Since it’s happening inside the Coherence library we have no control over it and can’t wrap it in try-catches etc from what we can see. So it seems the temporarily frozen client has missed storing the simulation state for a couple of frames and therefor is unable to store any more and the game breaks. Any idea how we can avoid that, either by detecting and fixing, or avoiding it somehow?

Hey!

Most likely this is happening due to a time reset. Is this by any chance preceded by the following warning?

Detected unexpected time reset (client simulation frame drifted too far away from the server’s frame). Disconnecting.

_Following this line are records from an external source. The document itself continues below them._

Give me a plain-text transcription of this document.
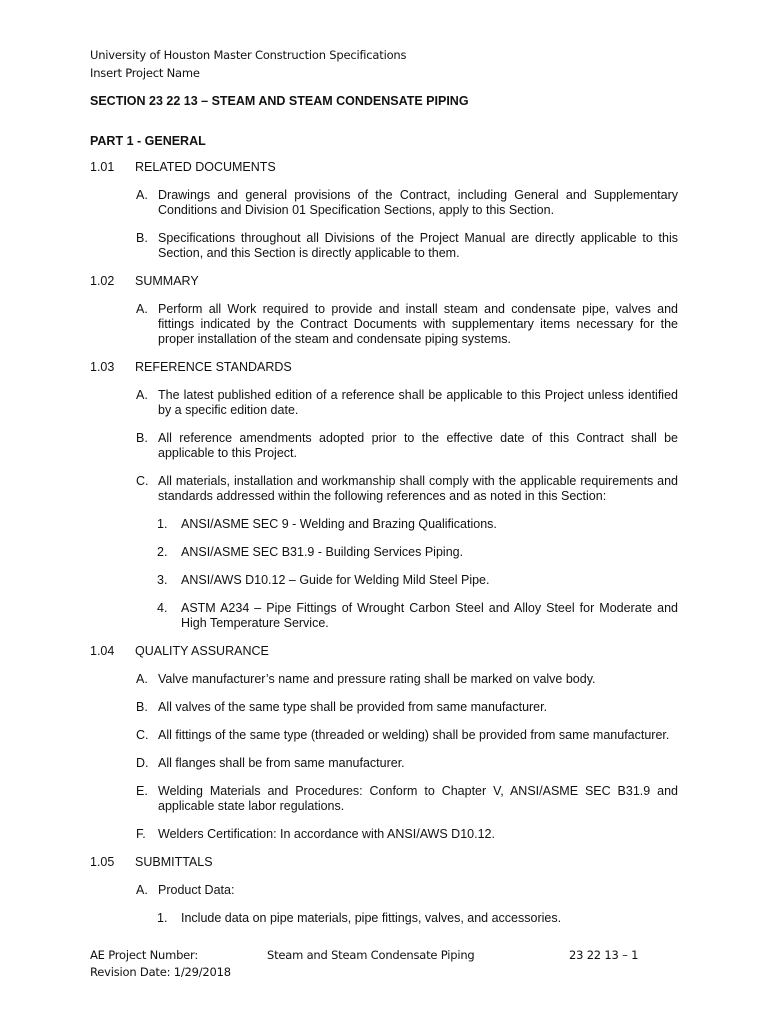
University of Houston Master Construction Specifications
Insert Project Name
SECTION 23 22 13 – STEAM AND STEAM CONDENSATE PIPING
PART 1 - GENERAL
1.01 RELATED DOCUMENTS
A. Drawings and general provisions of the Contract, including General and Supplementary Conditions and Division 01 Specification Sections, apply to this Section.
B. Specifications throughout all Divisions of the Project Manual are directly applicable to this Section, and this Section is directly applicable to them.
1.02 SUMMARY
A. Perform all Work required to provide and install steam and condensate pipe, valves and fittings indicated by the Contract Documents with supplementary items necessary for the proper installation of the steam and condensate piping systems.
1.03 REFERENCE STANDARDS
A. The latest published edition of a reference shall be applicable to this Project unless identified by a specific edition date.
B. All reference amendments adopted prior to the effective date of this Contract shall be applicable to this Project.
C. All materials, installation and workmanship shall comply with the applicable requirements and standards addressed within the following references and as noted in this Section:
1. ANSI/ASME SEC 9 - Welding and Brazing Qualifications.
2. ANSI/ASME SEC B31.9 - Building Services Piping.
3. ANSI/AWS D10.12 – Guide for Welding Mild Steel Pipe.
4. ASTM A234 – Pipe Fittings of Wrought Carbon Steel and Alloy Steel for Moderate and High Temperature Service.
1.04 QUALITY ASSURANCE
A. Valve manufacturer’s name and pressure rating shall be marked on valve body.
B. All valves of the same type shall be provided from same manufacturer.
C. All fittings of the same type (threaded or welding) shall be provided from same manufacturer.
D. All flanges shall be from same manufacturer.
E. Welding Materials and Procedures: Conform to Chapter V, ANSI/ASME SEC B31.9 and applicable state labor regulations.
F. Welders Certification: In accordance with ANSI/AWS D10.12.
1.05 SUBMITTALS
A. Product Data:
1. Include data on pipe materials, pipe fittings, valves, and accessories.
AE Project Number:
Revision Date: 1/29/2018
Steam and Steam Condensate Piping	23 22 13 – 1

Whenever we detect large time diff we reset the time to prevent very long catch-up periods. The problem is, this derails the input system which in fixed mode requires consecutive frames.

The quickest solution we can deliver for now is, adding an option to completely disable time resets. This might have some unforeseen consequences on synced variables, but if you’re relying fully on inputs that should fix the issue.

You can test if that helps by embedding the coherence package and adding an early return in the NetworkTime.Reset() function. If it does help, we can then add the option to disable time resets in the SDK next version.